Saturn returns to wake us up to our true selves
Of course, not everyone is quite so quick to believe in the power of Saturn return. Despite an increased interest in astrology (apps such as Co-Star, which has well over 5 million registered accounts, offers daily readings for millennial fans), many young women merely consider themselves as curious spectators. But while we really don’t need anything else to worry about, even the most sceptical can’t shake the feeling that there’s something about the concept of Saturn return that rings true.
“Not one part of me follows or believes in astrology,” says Maddy, 29. “I’d never heard of Saturn return until about a year ago when a co-worker mentioned it. At the time I brushed it off, but over the last year, I’ve started doubting ambitions and principles that have always felt firmly set. And I see my female friends of the same age going through similar experiences; ending long, unsatisfying relationships, changing careers, moving countries. It seems as though there’s this tidal wave of change and transition that breaks in our late 20s.
“I don’t think the Saturn return is what makes a lot of women in their late 20s feel a bit wobbly and start making changes. I think it’s more likely social, cultural and financial. But not being linked to cosmic events doesn’t make it any less painful,” she adds.

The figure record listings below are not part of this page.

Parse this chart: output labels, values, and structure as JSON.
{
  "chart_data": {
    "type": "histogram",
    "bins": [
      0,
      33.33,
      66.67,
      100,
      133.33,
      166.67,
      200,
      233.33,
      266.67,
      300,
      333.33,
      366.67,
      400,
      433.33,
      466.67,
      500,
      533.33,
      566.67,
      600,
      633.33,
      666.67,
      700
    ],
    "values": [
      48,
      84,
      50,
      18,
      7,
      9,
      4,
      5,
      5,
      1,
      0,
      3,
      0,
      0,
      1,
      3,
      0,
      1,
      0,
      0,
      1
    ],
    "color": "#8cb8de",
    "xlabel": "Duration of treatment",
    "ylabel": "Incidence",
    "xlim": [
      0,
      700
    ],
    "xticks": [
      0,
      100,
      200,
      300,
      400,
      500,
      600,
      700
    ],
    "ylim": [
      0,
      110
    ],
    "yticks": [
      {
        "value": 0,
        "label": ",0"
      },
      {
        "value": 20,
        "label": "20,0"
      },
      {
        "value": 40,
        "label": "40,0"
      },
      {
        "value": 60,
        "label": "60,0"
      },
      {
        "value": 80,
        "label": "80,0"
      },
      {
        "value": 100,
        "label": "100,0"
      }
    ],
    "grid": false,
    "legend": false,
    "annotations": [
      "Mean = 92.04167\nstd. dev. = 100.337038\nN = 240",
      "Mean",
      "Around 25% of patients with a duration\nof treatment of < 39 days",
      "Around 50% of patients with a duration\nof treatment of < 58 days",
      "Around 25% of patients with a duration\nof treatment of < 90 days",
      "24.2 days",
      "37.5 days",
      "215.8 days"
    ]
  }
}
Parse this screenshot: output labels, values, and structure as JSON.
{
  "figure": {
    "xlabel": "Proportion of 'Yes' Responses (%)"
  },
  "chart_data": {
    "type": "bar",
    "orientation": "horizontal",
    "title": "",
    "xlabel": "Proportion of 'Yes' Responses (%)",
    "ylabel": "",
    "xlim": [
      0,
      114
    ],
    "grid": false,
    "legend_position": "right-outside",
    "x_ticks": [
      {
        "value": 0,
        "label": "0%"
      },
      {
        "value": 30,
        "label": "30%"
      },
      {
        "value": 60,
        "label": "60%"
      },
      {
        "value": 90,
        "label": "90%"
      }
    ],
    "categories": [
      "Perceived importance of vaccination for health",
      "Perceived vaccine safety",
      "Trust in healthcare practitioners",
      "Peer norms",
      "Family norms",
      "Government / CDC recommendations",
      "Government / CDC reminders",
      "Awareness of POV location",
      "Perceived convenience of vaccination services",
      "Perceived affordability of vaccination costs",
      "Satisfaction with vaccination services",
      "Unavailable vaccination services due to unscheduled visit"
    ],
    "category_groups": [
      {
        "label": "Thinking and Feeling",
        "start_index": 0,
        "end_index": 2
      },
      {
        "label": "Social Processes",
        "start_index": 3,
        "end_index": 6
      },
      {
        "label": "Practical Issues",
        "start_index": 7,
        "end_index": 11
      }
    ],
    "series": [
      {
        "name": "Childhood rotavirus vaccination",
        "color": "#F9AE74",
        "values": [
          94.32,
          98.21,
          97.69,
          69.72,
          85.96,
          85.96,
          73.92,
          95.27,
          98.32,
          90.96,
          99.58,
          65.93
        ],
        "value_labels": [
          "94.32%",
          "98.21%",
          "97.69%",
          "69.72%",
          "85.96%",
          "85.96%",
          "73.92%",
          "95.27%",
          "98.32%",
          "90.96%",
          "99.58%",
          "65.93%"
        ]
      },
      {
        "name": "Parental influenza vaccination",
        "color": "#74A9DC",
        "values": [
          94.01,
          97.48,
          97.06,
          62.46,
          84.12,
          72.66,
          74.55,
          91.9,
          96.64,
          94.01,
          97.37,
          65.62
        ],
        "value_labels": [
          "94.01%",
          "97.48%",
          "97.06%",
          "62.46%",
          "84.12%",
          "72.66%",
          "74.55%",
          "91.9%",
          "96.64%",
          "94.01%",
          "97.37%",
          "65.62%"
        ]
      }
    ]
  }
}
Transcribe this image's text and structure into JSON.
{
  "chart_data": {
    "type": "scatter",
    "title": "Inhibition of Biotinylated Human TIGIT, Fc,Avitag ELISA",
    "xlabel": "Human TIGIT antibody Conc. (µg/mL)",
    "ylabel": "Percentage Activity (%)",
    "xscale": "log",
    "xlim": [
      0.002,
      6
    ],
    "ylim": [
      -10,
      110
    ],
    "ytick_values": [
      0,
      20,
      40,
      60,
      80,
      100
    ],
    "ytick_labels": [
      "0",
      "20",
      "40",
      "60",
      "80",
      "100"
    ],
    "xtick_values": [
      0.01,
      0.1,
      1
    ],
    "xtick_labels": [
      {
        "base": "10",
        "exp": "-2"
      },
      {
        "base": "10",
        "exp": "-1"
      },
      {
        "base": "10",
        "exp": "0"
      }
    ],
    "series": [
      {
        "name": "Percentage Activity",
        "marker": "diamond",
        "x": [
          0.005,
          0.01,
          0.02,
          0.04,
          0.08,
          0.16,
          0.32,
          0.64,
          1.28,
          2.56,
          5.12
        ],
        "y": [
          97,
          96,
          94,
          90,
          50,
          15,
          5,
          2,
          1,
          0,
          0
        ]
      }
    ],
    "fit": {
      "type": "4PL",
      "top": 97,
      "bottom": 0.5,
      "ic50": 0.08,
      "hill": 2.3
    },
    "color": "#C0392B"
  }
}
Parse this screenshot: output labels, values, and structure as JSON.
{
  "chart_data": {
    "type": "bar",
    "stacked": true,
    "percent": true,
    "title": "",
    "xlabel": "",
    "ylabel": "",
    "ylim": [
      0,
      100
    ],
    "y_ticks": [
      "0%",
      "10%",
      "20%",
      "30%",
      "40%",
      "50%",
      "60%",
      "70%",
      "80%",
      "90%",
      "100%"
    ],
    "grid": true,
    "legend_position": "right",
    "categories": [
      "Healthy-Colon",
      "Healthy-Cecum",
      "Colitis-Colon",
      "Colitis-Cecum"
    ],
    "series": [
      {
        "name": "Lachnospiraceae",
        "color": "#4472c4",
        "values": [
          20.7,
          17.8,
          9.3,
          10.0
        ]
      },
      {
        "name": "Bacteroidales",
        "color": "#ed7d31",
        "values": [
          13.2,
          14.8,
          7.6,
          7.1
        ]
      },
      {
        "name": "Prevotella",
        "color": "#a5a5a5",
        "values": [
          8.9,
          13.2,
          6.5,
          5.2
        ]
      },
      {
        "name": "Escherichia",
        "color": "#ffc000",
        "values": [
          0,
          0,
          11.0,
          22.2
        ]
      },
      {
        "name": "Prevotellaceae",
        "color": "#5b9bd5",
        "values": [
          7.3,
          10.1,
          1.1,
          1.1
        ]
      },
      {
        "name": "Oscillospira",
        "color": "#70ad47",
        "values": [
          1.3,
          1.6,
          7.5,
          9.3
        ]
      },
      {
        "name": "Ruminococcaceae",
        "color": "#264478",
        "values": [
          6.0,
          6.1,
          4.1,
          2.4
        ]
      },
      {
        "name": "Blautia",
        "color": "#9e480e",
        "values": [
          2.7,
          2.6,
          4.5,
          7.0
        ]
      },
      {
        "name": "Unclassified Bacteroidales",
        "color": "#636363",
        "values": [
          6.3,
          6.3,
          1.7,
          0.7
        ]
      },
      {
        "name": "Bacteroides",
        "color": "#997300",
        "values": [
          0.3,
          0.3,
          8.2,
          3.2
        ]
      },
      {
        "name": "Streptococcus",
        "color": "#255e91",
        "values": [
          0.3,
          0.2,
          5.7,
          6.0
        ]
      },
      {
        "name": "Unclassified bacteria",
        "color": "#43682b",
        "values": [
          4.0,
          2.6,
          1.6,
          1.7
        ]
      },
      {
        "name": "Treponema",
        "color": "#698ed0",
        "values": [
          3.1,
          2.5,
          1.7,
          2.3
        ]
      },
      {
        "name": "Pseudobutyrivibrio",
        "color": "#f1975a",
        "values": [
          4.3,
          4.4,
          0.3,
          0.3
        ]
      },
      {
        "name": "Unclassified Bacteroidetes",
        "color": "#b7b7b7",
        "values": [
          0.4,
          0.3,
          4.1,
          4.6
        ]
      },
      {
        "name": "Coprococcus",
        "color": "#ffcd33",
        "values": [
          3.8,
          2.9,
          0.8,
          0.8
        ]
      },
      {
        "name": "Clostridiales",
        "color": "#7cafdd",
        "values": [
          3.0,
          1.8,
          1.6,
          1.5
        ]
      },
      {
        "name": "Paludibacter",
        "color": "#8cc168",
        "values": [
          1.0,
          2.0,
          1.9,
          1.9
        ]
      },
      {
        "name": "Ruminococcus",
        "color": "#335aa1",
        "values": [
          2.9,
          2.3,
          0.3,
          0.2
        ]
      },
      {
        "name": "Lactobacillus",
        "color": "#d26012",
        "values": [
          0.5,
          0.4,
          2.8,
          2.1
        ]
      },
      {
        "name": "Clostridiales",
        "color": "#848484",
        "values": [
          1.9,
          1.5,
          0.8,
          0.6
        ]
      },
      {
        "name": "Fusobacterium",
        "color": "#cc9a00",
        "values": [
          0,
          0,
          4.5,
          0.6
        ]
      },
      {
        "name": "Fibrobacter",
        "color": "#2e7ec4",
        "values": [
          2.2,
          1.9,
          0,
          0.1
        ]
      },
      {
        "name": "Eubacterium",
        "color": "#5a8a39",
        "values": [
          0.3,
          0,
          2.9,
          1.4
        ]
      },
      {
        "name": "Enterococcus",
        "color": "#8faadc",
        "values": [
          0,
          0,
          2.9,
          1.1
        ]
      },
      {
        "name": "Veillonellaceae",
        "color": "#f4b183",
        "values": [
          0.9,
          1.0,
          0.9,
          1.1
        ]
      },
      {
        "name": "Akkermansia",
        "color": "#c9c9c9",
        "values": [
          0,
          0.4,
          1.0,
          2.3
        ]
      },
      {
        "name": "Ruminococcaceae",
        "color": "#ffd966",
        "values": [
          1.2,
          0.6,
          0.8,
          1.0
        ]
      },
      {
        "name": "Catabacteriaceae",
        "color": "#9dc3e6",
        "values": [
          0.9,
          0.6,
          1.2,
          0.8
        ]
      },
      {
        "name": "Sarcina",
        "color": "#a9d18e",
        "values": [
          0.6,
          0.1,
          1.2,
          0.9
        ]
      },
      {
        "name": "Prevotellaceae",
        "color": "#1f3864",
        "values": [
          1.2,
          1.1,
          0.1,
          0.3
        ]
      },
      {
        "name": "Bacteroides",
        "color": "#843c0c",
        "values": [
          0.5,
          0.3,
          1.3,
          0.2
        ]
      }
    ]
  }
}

It’s true that often women who have begun to feel more comfortable in their chosen career might feel a need to break free, and have more of a safety net to do so having often worked for a few years. But Oddie argues Saturn return is universal: “I’ve seen just as many men struggle with their Saturn return as women. We are living in times of change, and today Saturn return is more of a question of what norms we have absorbed and obeyed without questioning.”
Credit: Getty
In an increasingly chaotic world, most of us are simply looking for ways to find a light in what often feels like a dark tunnel. Personal feelings aside, Dr Perpetua Neo, a London-based clinical psychologist, thinks there could be some truth in the astrological concept. “I do believe quite strongly in Saturn return,” she says. “Psychologically, it makes sense that there’s a time of reckoning around your 30s.”
“The clients I speak to around this age want to define who they are,” Dr Neo explains. There’s an urgency to get started on the goals that they have, perhaps, set aside for whatever reason. Don’t forget that biologically your hormones change, too; your oestrogen will go down. All this translates to the ways we might think differently. There’s a very strong mind and body link.”
Biologically, your hormones change, too
But, whether you put it down to astrology or not, Dr Neo says the important thing for anyone going through a time of change is to “be aware and try not to be too hard on yourself”.
“It’s important to step back and think: if you were your own psychologist, what would you say?” she asks. “Objectivity means being able to acknowledge things that you’ve done – your strengths and your gifts – so that you can use this to rethink all of your different challenges.
“There are always going to be points in our lives when we question, so rather than pretend that we don’t, it’s OK to face it and get through the metaphorical eye of the storm. Wisdom is being able to adjust ourselves.”